Injuste, simpliste, inacceptable, unilatérale, brutale: l'industrie du médicament générique ne manque pas d'épithètes pour qualifier la décision du gouvernement du Québec de suivre l'Ontario dans sa réduction du coût des médicaments génériques. Et elle brandit carrément les menaces.

Les fabricants de génériques menacent de refiler au gouvernement québécois les frais de distribution de médicaments, qu'ils assument actuellement. Ils affirment aussi qu'ils pourraient être obligés de stopper leurs investissements au Québec, de faire des mises à pied et de réduire leur offre de médicaments génériques.

«Cette décision arbitraire produira des effets qui éloigneront le gouvernement du Québec de l'objectif qu'il vise: limiter la croissance des dépenses en santé», a soutenu hier Jim Keon, président de l'Association canadienne du médicament générique.

Ce qui a mis le feu aux poudres est une conférence de presse donnée vendredi dernier par le ministre de la Santé, Yves Bolduc. Le ministre annonçait alors la position de Québec face à une décision de l'Ontario, qui a décidé ce printemps de réduire de moitié le prix des médicaments génériques pour le fixer à 25% du coût des médicaments d'origine.

Au Québec, le prix des médicaments génériques s'élève à 54% du prix des médicaments brevetés. Un «engagement des fabricants» stipule cependant que les fabricants de génériques doivent offrir au gouvernement québécois les meilleurs prix de tout le Canada.

Ce que le ministre Bolduc a dit vendredi, c'est qu'il n'emboîtera pas le pas à l'Ontario en abaissant le coût des médicaments génériques, mais qu'il appliquera l'engagement des fabricants. En clair, ça revient à dire que toute baisse du prix d'un médicament générique en Ontario se traduira par la même baisse au Québec.

«Au fur et à mesure que les prix entreront en vigueur en Ontario, ils devront aussi être proposés au Québec», avait expliqué vendredi le ministre Bolduc.

Selon les calculs du ministre, cette approche permettra de sauver 164 millions par année au gouvernement.

Mais les fabricants de génériques s'insurgent. Ils font valoir que l'Ontario a adopté une «réforme majeure» de son régime de médicaments qui inclut certes des baisses de prix, mais aussi plusieurs autres éléments «qui compensent en partie les effets de la baisse de prix pour les fabricants de médicaments génériques».

«Appliquer une baisse de prix comme l'Ontario, mais sans tenir compte de tout le reste de la réforme ontarienne, c'est une décision injuste, c'est une décision simpliste, et c'est surtout une décision susceptible de créer des conséquences négatives majeures», a martelé hier Yves Dupré, directeur pour le Québec de l'Association canadienne des médicaments génériques.

Les fabricants de génériques plaident que si on les prive de 50% de leurs revenus, ils pourraient cesser de payer les frais de distribution des médicaments, qui se sont élevés à 60 millions l'an dernier, pour les refiler au gouvernement.

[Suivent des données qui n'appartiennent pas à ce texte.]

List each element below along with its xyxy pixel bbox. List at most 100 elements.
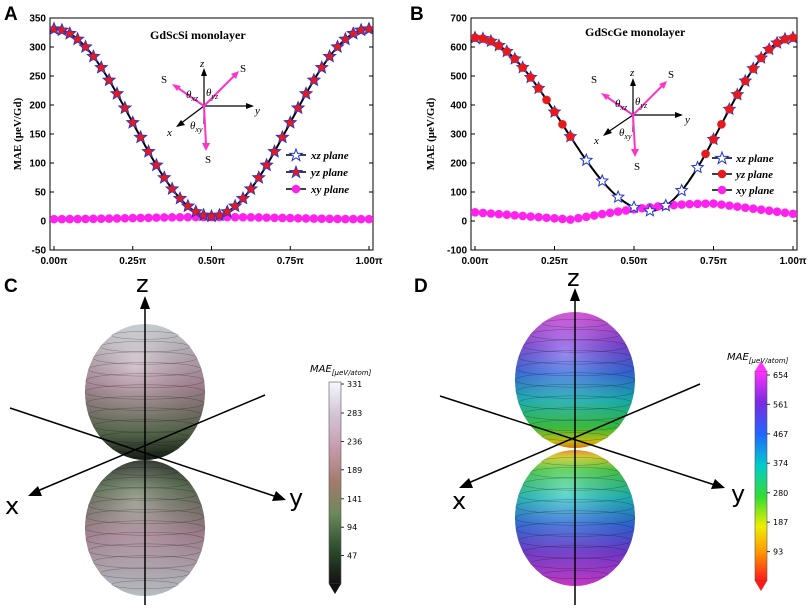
yz-plane-point	[78, 39, 93, 54]
yz-plane-point	[164, 181, 180, 196]
xy-plane-point	[605, 208, 615, 218]
yz-plane-point	[741, 76, 750, 86]
yz-plane-point	[86, 48, 101, 63]
inset-spin-arrowhead	[631, 149, 639, 157]
x-tick-label: 0.75π	[277, 256, 304, 267]
xy-plane-point	[669, 200, 679, 210]
xy-plane-point	[325, 214, 334, 224]
yz-plane-point	[542, 95, 551, 105]
xy-plane-point	[550, 214, 559, 223]
xy-plane-point	[613, 207, 623, 216]
z-axis-arrowhead	[140, 296, 150, 309]
xy-plane-point	[262, 213, 271, 222]
yz-plane-point	[109, 86, 125, 100]
y-tick-label: 350	[29, 14, 46, 25]
z-axis-label: z	[567, 264, 580, 292]
axis-ticks: 350 300 250 200 150 100 50 0 -500.00π 0.25π 0.50π 0…	[29, 14, 383, 268]
x-axis-line	[34, 394, 266, 493]
x-axis-label: x	[5, 492, 19, 520]
xy-plane-point	[566, 215, 575, 224]
xy-plane-point	[756, 205, 766, 214]
xy-plane-point	[356, 214, 366, 224]
colorbar-tick-label: 331	[347, 380, 362, 389]
data-marks	[50, 21, 373, 224]
legend-label-yz: yz plane	[734, 169, 773, 181]
xy-plane-point	[57, 214, 67, 224]
yz-plane-point	[494, 41, 504, 50]
yz-plane-point	[275, 129, 290, 144]
yz-plane-point	[172, 190, 188, 205]
xy-plane-point	[597, 209, 607, 219]
colorbar-tick-label: 93	[773, 548, 783, 557]
legend-label-xy: xy plane	[735, 185, 774, 197]
yz-plane-point	[502, 47, 512, 56]
y-axis-arrowhead	[711, 479, 725, 489]
xy-plane-point	[270, 213, 279, 223]
inset-spin-label: S	[591, 74, 597, 86]
inset-theta-label: θxz	[186, 89, 199, 103]
legend: xz plane yz plane xy plane	[712, 150, 774, 197]
yz-plane-point	[306, 72, 322, 87]
inset-theta-label: θyz	[635, 96, 648, 110]
yz-plane-point	[50, 21, 62, 36]
yz-plane-point	[70, 31, 85, 46]
colorbar-tick-label: 283	[347, 409, 362, 418]
inset-y-label: y	[254, 105, 260, 117]
y-tick-label: 200	[29, 101, 46, 112]
yz-plane-point	[251, 170, 266, 184]
xy-plane-point	[50, 214, 59, 224]
colorbar-end-cap	[329, 584, 341, 594]
xy-plane-point	[348, 214, 358, 224]
inset-spin-label: S	[240, 63, 246, 75]
yz-plane-point	[125, 115, 140, 129]
xy-plane-point	[701, 199, 710, 208]
x-tick-label: 0.25π	[541, 256, 568, 267]
inset-theta-label: θxz	[615, 98, 628, 112]
x-tick-label: 1.00π	[779, 256, 806, 267]
y-axis-line	[9, 407, 281, 499]
xy-plane-point	[589, 211, 599, 220]
xy-plane-point	[230, 212, 240, 222]
xy-plane-point	[152, 213, 161, 222]
xy-plane-point	[136, 213, 145, 223]
x-axis-arrowhead	[459, 478, 473, 488]
x-tick-label: 0.50π	[198, 256, 225, 267]
y-tick-label: 400	[450, 101, 467, 112]
inset-spin-label: S	[668, 69, 674, 81]
xy-plane-point	[128, 213, 138, 223]
xy-plane-point	[748, 204, 758, 213]
yz-plane-point	[141, 144, 156, 158]
yz-plane-point	[788, 33, 797, 43]
xy-plane-point	[120, 213, 130, 223]
legend-marker-yz	[288, 164, 304, 179]
yz-plane-point	[566, 132, 575, 141]
colorbar-tick-label: 374	[773, 459, 788, 468]
xy-plane-point	[333, 214, 342, 224]
legend-marker-yz	[717, 169, 727, 179]
xy-plane-point	[254, 213, 264, 222]
inset-theta-label: θxy	[619, 127, 632, 141]
xy-plane-point	[510, 211, 520, 220]
yz-plane-point	[756, 53, 766, 63]
colorbar-tick-label: 280	[773, 489, 788, 498]
inset-y-label: y	[684, 114, 690, 126]
yz-plane-point	[94, 60, 109, 74]
xy-plane-point	[518, 211, 527, 221]
inset-spin-arrow-xz	[177, 87, 205, 107]
chart-title: GdScGe monolayer	[585, 25, 686, 39]
x-axis-arrowhead	[28, 486, 42, 496]
colorbar-tick-label: 141	[347, 495, 362, 504]
inset-spin-arrow-yz	[203, 75, 235, 107]
coordinate-inset: z y x S S S θxz θyz θxy	[161, 58, 260, 166]
y-tick-label: 0	[461, 217, 467, 228]
inset-y-arrowhead	[246, 103, 254, 109]
y-axis-line	[439, 395, 719, 487]
yz-plane-point	[725, 104, 734, 114]
xy-plane-point	[558, 214, 567, 224]
yz-plane-point	[330, 39, 345, 54]
y-tick-label: 100	[29, 159, 46, 170]
y-tick-label: 50	[35, 188, 47, 199]
z-axis-label: z	[136, 270, 149, 298]
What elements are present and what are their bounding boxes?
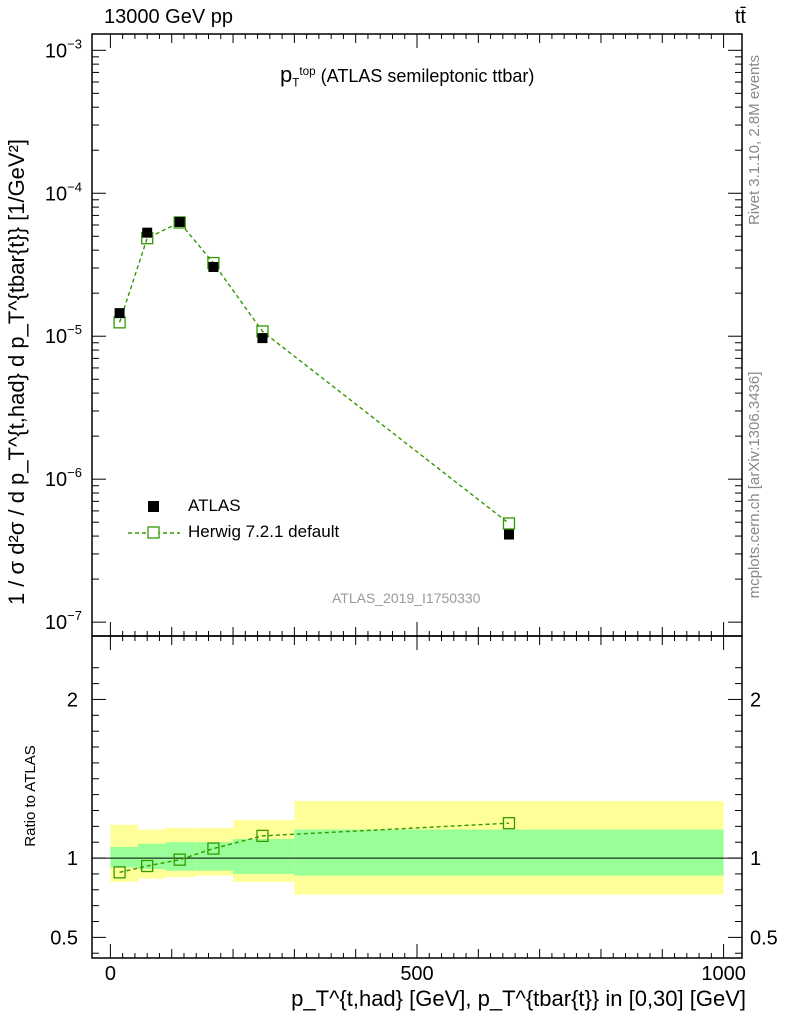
x-tick-label: 1000 <box>701 963 746 985</box>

«Certains produits existants devront vraisemblablement être discontinués parce qu'ils seront moins rentables à 25% du prix du médicament de référence. De plus, des produits risquent de ne plus être développés parce que la rentabilité anticipée sera insuffisante», a ajouté M. Dupré.

«À la suite de l'annonce récente du gouvernement du Québec, Pharmascience se verra dans l'obligation de réévaluer ses investissements et, certainement, ses effectifs au Québec», a dit pour sa part dit Mario Deschamps, président de Pharmascience, fabricant de génériques qui emploie 1300 personnes au Québec.

Le président de Sandoz Canada a aussi affirmé qu'il allait «geler» les embauches au Québec.

Notons que les pharmaciens perdront aussi au change si le coût des médicaments génériques baisse, notamment parce qu'ils reçoivent des ristournes de la part des fabricants de génériques qui équivalent à 20% des ventes.

Vincent Forcier, porte-parole de l'Association québécoise des pharmaciens propriétaires, a affirmé à La Presse Affaires que les pertes de ses membres pourraient atteindre 100 millions par année. Les pharmaciens réagissent toutefois beaucoup moins vivement que les fabricants de génériques aux déclarations du ministre Bolduc.

«On s'y attendait, c'est écrit dans la législation», dit M. Forcier, qui garde bon espoir de négocier avec le gouvernement.